Однако теперь, когда я стал постарше, я склонен критически отнестись к своему критицизму. Теперь-то я понимаю, что отец был умен своим умом, и этот ум своеобразный и ни на что не похожий, не мешал ему быть наивным и подчас нелепым. Отныне мне это так же понятно, как и долго мучившая меня загадка о душевной жизни отца. Он любил шутку, любил мистификации, смеялся долго и с аппетитом, но глаза его постоянно меня смущали. Устойчивая грусть была в этих глазах, и, когда я засматривался в них в те часы, что мы были вместе, я испытывал смутное чувство вины перед отцом. Прошли годы, и я знаю, что никто так не подвержен приступам веселья, порою даже беспричинного, как меланхолики. Когда я ловлю отсутствующий Сережин взгляд, я всегда вспоминаю глаза отца, хотя внук мало похож на деда. И то же чувство вины, на сей раз перед сыном, возникает в моей душе.
Думаю, что в каждом человеке есть нечто главное. Главным в отце была его нравственная сила. Именно она диктовала ему суждения, которым он не стремился придавать оригинальность, если последняя шла вразрез с его убеждениями. Она, эта сила, побуждала его совершать те или иные действия, которые окружающим казались странными и опрометчивыми, но которые, как мне теперь ясно, не могли быть иными. И доброта его была той органической добротой, которой чужды расчеты и ожидание взаимных амнистий. Иначе говоря, будучи фантастически добрым человеком, он не ждал ничего взамен. Все дело было в том, что он жалел людей. В наш железный век слово «жалость» стало бранным словом, его стыдятся употреблять точно так же, как стыдятся обнаруживать само это чувство. В нем усматривают нечто сладенькое и жидкое, нечто утешительно-поповское, показное и фарисейское. Но я мало знал людей более естественных, чем отец. Он настолько не стеснялся своих слабостей, что они становились его силой. Видимо, естественность и делала этого тонкокожего человека таким твердым в своей основе. Казалось, ему нечего скрывать. Он жалел людей, жалел жену, детей, сослуживцев. Он видел, что жизнь драматична и наряду со всеми ее радостями в ней достаточно бед и утрат, способных исполосовать человека, и он был бережен и заботлив, точно весь мир был огромным детским садом.

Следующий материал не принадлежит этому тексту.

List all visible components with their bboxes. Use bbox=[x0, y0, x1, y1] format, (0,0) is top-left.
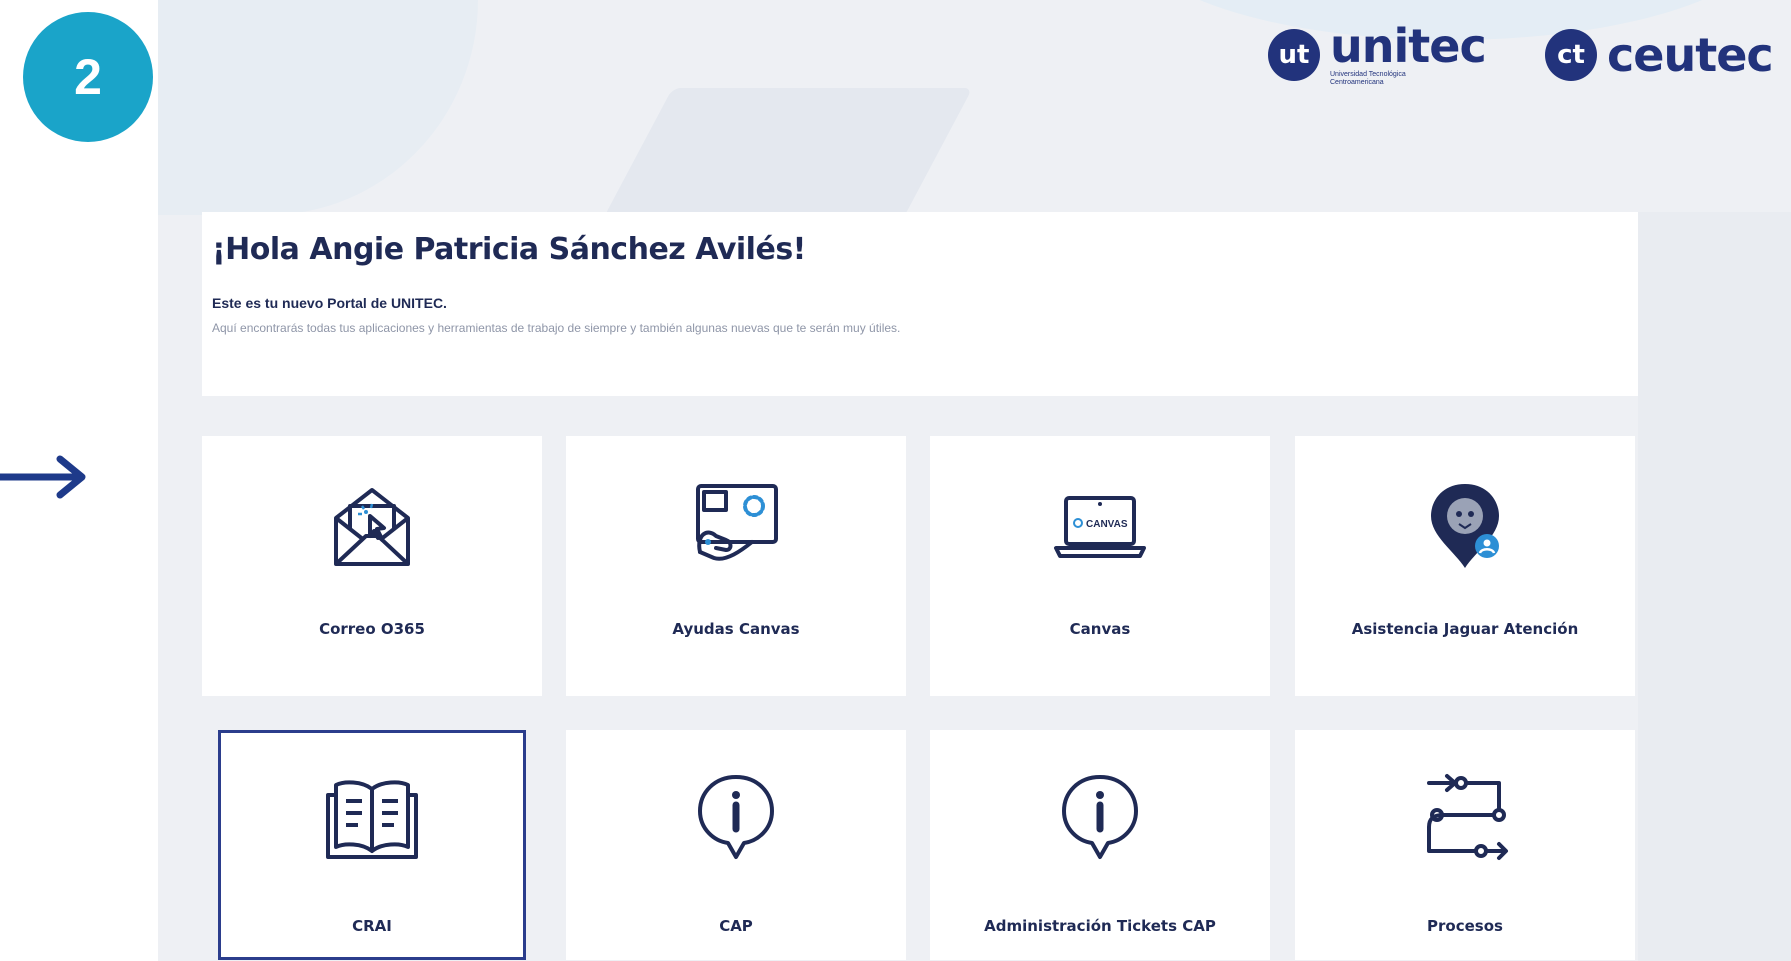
header-logos: ut unitec Universidad Tecnológica Centro… bbox=[1268, 20, 1788, 100]
app-card-administracion-tickets-cap[interactable]: Administración Tickets CAP bbox=[930, 730, 1270, 960]
open-book-icon bbox=[322, 767, 422, 867]
unitec-logo-text: unitec bbox=[1330, 19, 1487, 73]
app-card-procesos[interactable]: Procesos bbox=[1295, 730, 1635, 960]
jaguar-pin-icon bbox=[1415, 476, 1515, 576]
step-number: 2 bbox=[74, 49, 102, 105]
app-card-crai[interactable]: CRAI bbox=[218, 730, 526, 960]
app-label: Ayudas Canvas bbox=[672, 620, 800, 638]
app-card-correo-o365[interactable]: Correo O365 bbox=[202, 436, 542, 696]
ceutec-logo[interactable]: ct ceutec bbox=[1545, 20, 1774, 90]
app-card-asistencia-jaguar[interactable]: Asistencia Jaguar Atención bbox=[1295, 436, 1635, 696]
background-shape bbox=[603, 88, 973, 218]
unitec-logo-subtitle: Universidad Tecnológica Centroamericana bbox=[1330, 71, 1406, 86]
app-label: Asistencia Jaguar Atención bbox=[1351, 620, 1579, 638]
app-card-cap[interactable]: CAP bbox=[566, 730, 906, 960]
welcome-greeting: ¡Hola Angie Patricia Sánchez Avilés! bbox=[212, 232, 806, 267]
app-label: Procesos bbox=[1427, 917, 1503, 935]
app-label: CRAI bbox=[352, 917, 392, 935]
app-label: Administración Tickets CAP bbox=[984, 917, 1216, 935]
canvas-screen-text: CANVAS bbox=[1086, 519, 1128, 530]
info-bubble-icon bbox=[686, 767, 786, 867]
right-panel bbox=[1638, 212, 1791, 961]
app-card-ayudas-canvas[interactable]: Ayudas Canvas bbox=[566, 436, 906, 696]
welcome-description: Aquí encontrarás todas tus aplicaciones … bbox=[212, 321, 901, 335]
envelope-cursor-icon bbox=[322, 476, 422, 576]
portal-screenshot: ut unitec Universidad Tecnológica Centro… bbox=[158, 0, 1791, 961]
canvas-help-icon bbox=[686, 476, 786, 576]
unitec-logo[interactable]: ut unitec Universidad Tecnológica Centro… bbox=[1268, 19, 1487, 90]
background-shape bbox=[158, 0, 478, 215]
app-card-canvas[interactable]: CANVAS Canvas bbox=[930, 436, 1270, 696]
pointer-arrow-icon bbox=[0, 455, 86, 499]
step-number-badge: 2 bbox=[23, 12, 153, 142]
welcome-subtitle: Este es tu nuevo Portal de UNITEC. bbox=[212, 295, 447, 311]
app-label: Correo O365 bbox=[319, 620, 425, 638]
process-flow-icon bbox=[1415, 767, 1515, 867]
laptop-canvas-icon: CANVAS bbox=[1050, 476, 1150, 576]
ceutec-logo-mark: ct bbox=[1545, 29, 1597, 81]
ceutec-logo-text: ceutec bbox=[1607, 28, 1774, 82]
app-label: CAP bbox=[719, 917, 753, 935]
welcome-card: ¡Hola Angie Patricia Sánchez Avilés! Est… bbox=[202, 212, 1638, 396]
info-bubble-icon bbox=[1050, 767, 1150, 867]
unitec-logo-mark: ut bbox=[1268, 29, 1320, 81]
app-label: Canvas bbox=[1069, 620, 1131, 638]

Среди многих формул, обрушившихся на меня в те далекие годы, была и та, что «без ненависти нет любви». Подозреваю, что отец не умел ненавидеть. То есть, разумеется, он негодовал, встречаясь со злом, и, безусловно, Гитлер был для него исчадием ада, но ведь Гитлера он никогда не видел, и Гитлер был для него скорее символом, чем человеком. И, пройдя две войны, он не научился ненависти к конкретным лицам. Мерзавцы вызывали в нем скорее досаду и недоумение, чем ожесточение, и в моей юности это его восприятие мира сильно меня раздражало. Однако тут уж нечего было делать, он был таким и другим быть не мог. Когда в наших спорах я, как мне казалось, прижимал его к стенке, он только улыбался. Ему вообще трудно было со мной спорить. Дело в том, что при всей его мягкости он не был любвеобильным человеком и именно я был его страстью, его выбором, его судьбой. Он любил меня исступленно, любил до слепоты, до умопомрачения. Все его надежды были связаны со мной, с той порой, когда он сможет быть свидетелем моего счастья. Однажды, краснея от смущения, он признался мне, что по ночам ему снятся ослепительные сны – картины моего неслыханного успеха и цветения, в которых, как я понял, я занят тем, что принимаю благодарность осчастливленного мною человечества. Тогда мне трудно было понять такое полное растворение одной личности в другой, и только появление Сережки все открыло. Сегодня мне ясно, что общение со мной было главной, если не единственной, радостью отца. Весь день он предвкушал эти послеобеденные часы и, как гурман, наслаждался ими, когда они наконец наступали. И дело было, разумеется, не в том, что я так уж его обогащал. В этом смысле мое общество даже теперь не столь интересно, а в ту пору я был совсем дурачок. Отцу, видимо, был важен и дорог самый процесс наших бесед: вот он, миг вожделенный, – его плоть, его сын сидит рядом, уже не бессмысленный комок, не пухлый карапуз, а друг, собеседник, единомышленник.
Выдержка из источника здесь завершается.